Transfeindlichkeit ist auch ein großes Thema. Das war die Gruppe von Befragten, die am schwersten belastet war, was übrigens auch vor der Pandemie schon zahlreiche Studien gezeigt haben. Es war auch die Gruppe, die am wenigsten das Gefühl hatte, dass sie mit ihren Partner*innen unbehelligt im öffentlichen Raum Händchenhalten kann. Viele Leute haben gar nicht so am Schirm, dass Alltagsdiskriminierung auch in der Pandemie stattfindet und in der Öffentlichkeit spazieren zu gehen eben nicht für alle unbeschwert möglich ist. 

Welche Rolle spielen queere Communities in der Pandemie?

Die Community-Kontakte von LGBTQ+ sind sehr stark eingebrochen. Damit fällt eine wichtige Möglichkeit der psychosozialen Unterstützung weg. LGBTQ+ hatten auch doppelt so häufig Angst, dass sie Vertrauenspersonen verlieren, und fühlen sich häufiger einsam und isoliert.

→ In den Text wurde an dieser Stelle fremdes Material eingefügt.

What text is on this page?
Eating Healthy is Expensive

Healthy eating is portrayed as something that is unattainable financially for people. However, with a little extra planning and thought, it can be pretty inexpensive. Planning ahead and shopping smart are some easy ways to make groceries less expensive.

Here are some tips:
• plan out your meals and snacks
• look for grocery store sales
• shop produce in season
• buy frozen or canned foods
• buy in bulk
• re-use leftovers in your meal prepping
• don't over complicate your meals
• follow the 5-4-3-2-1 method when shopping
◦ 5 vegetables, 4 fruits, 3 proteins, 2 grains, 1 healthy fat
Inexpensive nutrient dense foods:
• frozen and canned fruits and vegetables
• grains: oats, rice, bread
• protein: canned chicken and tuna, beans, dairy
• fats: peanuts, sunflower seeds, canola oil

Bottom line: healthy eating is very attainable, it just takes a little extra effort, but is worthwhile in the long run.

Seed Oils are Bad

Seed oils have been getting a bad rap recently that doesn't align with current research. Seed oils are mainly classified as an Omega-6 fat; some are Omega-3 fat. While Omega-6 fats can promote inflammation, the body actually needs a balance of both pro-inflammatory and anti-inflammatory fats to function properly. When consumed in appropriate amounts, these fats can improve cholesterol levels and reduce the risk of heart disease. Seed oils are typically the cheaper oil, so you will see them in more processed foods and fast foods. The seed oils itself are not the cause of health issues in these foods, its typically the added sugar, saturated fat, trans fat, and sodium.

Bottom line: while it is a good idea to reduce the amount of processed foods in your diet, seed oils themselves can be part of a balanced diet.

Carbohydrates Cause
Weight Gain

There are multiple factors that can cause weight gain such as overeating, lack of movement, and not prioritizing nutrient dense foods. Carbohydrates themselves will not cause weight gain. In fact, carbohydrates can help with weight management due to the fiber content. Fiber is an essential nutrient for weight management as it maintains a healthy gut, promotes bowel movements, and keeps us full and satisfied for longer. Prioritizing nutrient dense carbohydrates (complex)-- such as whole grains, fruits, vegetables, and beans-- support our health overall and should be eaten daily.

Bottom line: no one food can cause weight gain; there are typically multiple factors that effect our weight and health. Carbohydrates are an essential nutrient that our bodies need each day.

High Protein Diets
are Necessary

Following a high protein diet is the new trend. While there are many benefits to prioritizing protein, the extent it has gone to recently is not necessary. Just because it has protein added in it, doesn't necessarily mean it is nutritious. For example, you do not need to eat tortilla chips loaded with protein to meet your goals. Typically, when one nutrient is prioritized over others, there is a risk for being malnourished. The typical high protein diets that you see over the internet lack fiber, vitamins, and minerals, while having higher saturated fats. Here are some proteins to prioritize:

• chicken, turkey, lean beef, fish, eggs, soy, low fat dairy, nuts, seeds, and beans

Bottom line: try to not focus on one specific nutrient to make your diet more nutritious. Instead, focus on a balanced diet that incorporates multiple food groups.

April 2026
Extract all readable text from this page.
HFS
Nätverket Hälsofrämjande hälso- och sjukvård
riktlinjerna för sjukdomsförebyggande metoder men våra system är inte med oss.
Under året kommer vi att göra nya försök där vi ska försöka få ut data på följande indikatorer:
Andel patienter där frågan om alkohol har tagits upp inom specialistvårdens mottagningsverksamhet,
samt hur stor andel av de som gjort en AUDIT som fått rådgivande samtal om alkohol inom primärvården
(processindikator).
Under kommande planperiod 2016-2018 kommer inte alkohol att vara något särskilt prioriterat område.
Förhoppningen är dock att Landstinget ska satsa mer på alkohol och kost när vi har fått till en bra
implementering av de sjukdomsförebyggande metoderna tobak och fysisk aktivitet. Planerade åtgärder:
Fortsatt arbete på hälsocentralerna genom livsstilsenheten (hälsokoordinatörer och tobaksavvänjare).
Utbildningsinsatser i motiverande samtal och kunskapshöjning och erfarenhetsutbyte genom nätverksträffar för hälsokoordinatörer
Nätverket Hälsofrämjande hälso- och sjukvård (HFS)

All das, obwohl LGBTQ+ Befragte häufiger auch gesellschaftspolitisch engagiert waren als heterosexuelle Befragte. Generell wurden in sehr hohem Ausmaß Personen unterstützt, die von der Pandemie betroffen waren und Hilfe brauchten: 62% der LGBTQ+ Befragten unterstützten betroffene Bekannte durch Gespräche, 13% durch finanzielle Unterstützungsleistungen.

Aber einige sind auch schon im Herbst vom Unterstützungsbedarf innerhalb der Community überfordert gewesen. Von den neuen Erwartungen an psychosoziale Unterstützung und Solidarität im Freundeskreis waren 15% der LGBTQ+ Befragten sehr stark gefordert oder sogar überfordert – doppelt so viele wie bei heterosexuellen Befragten.

Neben Barbara Rothmüller arbeiten Emelie Rack, Laura Wiesböck, Sophie König und Anna Maria Diem am Forschungsprojekt mit.